Monday, August 17, 2009

Healthcare Debate: Let's Have A Show Of Hands

"Many promoters of health-care reform believe that people have an intrinsic ethical right to health care—to equal access to doctors, medicines and hospitals. While all of us empathize with those who are sick, how can we say that all people have more of an intrinsic right to health care than they have to food or shelter?

Health care is a service that we all need, but just like food and shelter it is best provided through voluntary and mutually beneficial market exchanges. A careful reading of both the Declaration of Independence and the Constitution will not reveal any intrinsic right to health care, food or shelter. That’s because there isn’t any. This 'right' has never existed in America.

Even in countries like Canada and the U.K., there is no intrinsic right to health care. Rather, citizens in these countries are told by government bureaucrats what health-care treatments they are eligible to receive and when they can receive them. All countries with socialized medicine ration health care by forcing their citizens to wait in lines to receive scarce treatments.

Although Canada has a population smaller than California, 830,000 Canadians are currently waiting to be admitted to a hospital or to get treatment, according to a report last month in Investor’s Business Daily. In England, the waiting list is 1.8 million."
-- John Mackey, co-founder and CEO of Whole Foods Market Inc. - which is now facing a much-deserved (but extremely-misguided) boycott, because he wrote this piece - and not because Whole Foods sells over-priced, and worthless, crap (like "organic" foods and homeopathic "medicines") to capitalize on the stuck-up attitudes of liberals, which (of course) he never mentions in The Wall Street Journal.

"Whole Foods has always marketed itself to a fairly educated and financially secure customer base. This is why they can successfully sell healthy (and primarily organic) foods, at a higher cost. The company has also fostered the image that it has an altruistic streak in supporting progressive causes.
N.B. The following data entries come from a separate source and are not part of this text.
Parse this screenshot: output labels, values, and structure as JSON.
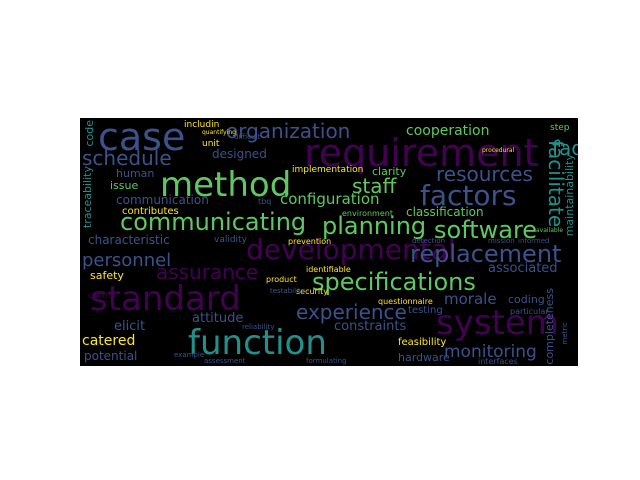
{
  "colors": {
    "background": "#000000",
    "page": "#ffffff",
    "palette": [
      "#440154",
      "#3b528b",
      "#21918c",
      "#5ec962",
      "#fde725"
    ]
  },
  "words": {
    "case": "case",
    "requirement": "requirement",
    "method": "method",
    "organization": "organization",
    "schedule": "schedule",
    "cooperation": "cooperation",
    "factors": "factors",
    "resources": "resources",
    "staff": "staff",
    "facilitate": "facilitate",
    "communicating": "communicating",
    "planning": "planning",
    "software": "software",
    "configuration": "configuration",
    "classification": "classification",
    "communication": "communication",
    "designed": "designed",
    "human": "human",
    "issue": "issue",
    "contributes": "contributes",
    "traceability": "traceability",
    "maintainability": "maintainability",
    "developmental": "developmental",
    "replacement": "replacement",
    "characteristic": "characteristic",
    "personnel": "personnel",
    "assurance": "assurance",
    "associated": "associated",
    "safety": "safety",
    "standard": "standard",
    "specifications": "specifications",
    "morale": "morale",
    "system": "system",
    "experience": "experience",
    "attitude": "attitude",
    "constraints": "constraints",
    "elicit": "elicit",
    "catered": "catered",
    "potential": "potential",
    "function": "function",
    "monitoring": "monitoring",
    "feasibility": "feasibility",
    "hardware": "hardware",
    "coding": "coding",
    "testing": "testing",
    "completeness": "completeness",
    "questionnaire": "questionnaire",
    "security": "security",
    "product": "product",
    "prevention": "prevention",
    "identifiable": "identifiable",
    "validity": "validity",
    "implementation": "implementation",
    "clarity": "clarity",
    "environment": "environment",
    "interfaces": "interfaces",
    "unit": "unit",
    "includin": "includin",
    "tbq": "tbq",
    "code": "code",
    "step": "step",
    "reliability": "reliability",
    "assessment": "assessment",
    "difficult": "difficult",
    "informed": "informed",
    "mission": "mission",
    "particular": "particular",
    "control": "control",
    "testability": "testability",
    "example": "example",
    "formulating": "formulating",
    "detection": "detection",
    "procedural": "procedural",
    "available": "available",
    "metric": "metric",
    "quantifying": "quantifying"
  }
}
With a single op-ed in an uber conservative national newspaper, this wholesome image has been blown to bits. In the course of writing 1,165 words, CEO Mackey has caused more potential damage to the Whole Foods corporate image than an e-coli outbreak in the meat room."
-- Richard Blair, endorsing that much-deserved (but extremely-misguided) boycott - making me wonder if there's a connection between being "fairly educated" (as opposed to well-educated) and "financially secure" in the NewAge liberal world - though, as if I needed it, this is more evidence one can be stupid and speak in The Moderate Voice.

"What delusion! I'll bet the liberals and progressives keep going to Whole Foods, which is about a high-quality selection of goods sold in a pleasant, slightly posh environment. I don't think people are going there to make a political statement, and I don't think people will boycott it to make a political statement — or at least not to make a statement about their support for health care reform, which, you may note, people are not fired up about. People are fired up against the legislation, and Whole Foods may gain some new customers, but we longtime Whole Foods shoppers go there for personal benefit and indulgence (which may include [a] smidgen of feeling good about greenness and 'fair trade')."
-- Ann Althouse, answering Mr. Blair's stupid post, while ignoring that it's probably the American Boomer's constant need for such indulgence, as well as supporting idiotic causes like "greenness and 'fair trade'", that's gotten us into this financial mess - Babies (of the Boomer type) always need a new rattle shaken in front of their faces, don't they? - adopting The Macho Response, while staying constantly amused (and also amusing) in the Althouse.

"Ive never been to Boujis or any of those places. Not once. Posh people with no taste? No thank you."
-- Coco Sumner, daughter of Sting (and the world's latest wannabe-a-star-because-daddy-is) on why she doesn't hang out with Prince William and Prince Harry, the sons of that NewAge loony, Prince Charles - who is one of the world's chief proponents of worthless organic foods and homeopathic "medicines" - providing my last word on this post about Obamacare, being "posh", and the rest of this whole (Foods) mess, in The Daily Mail.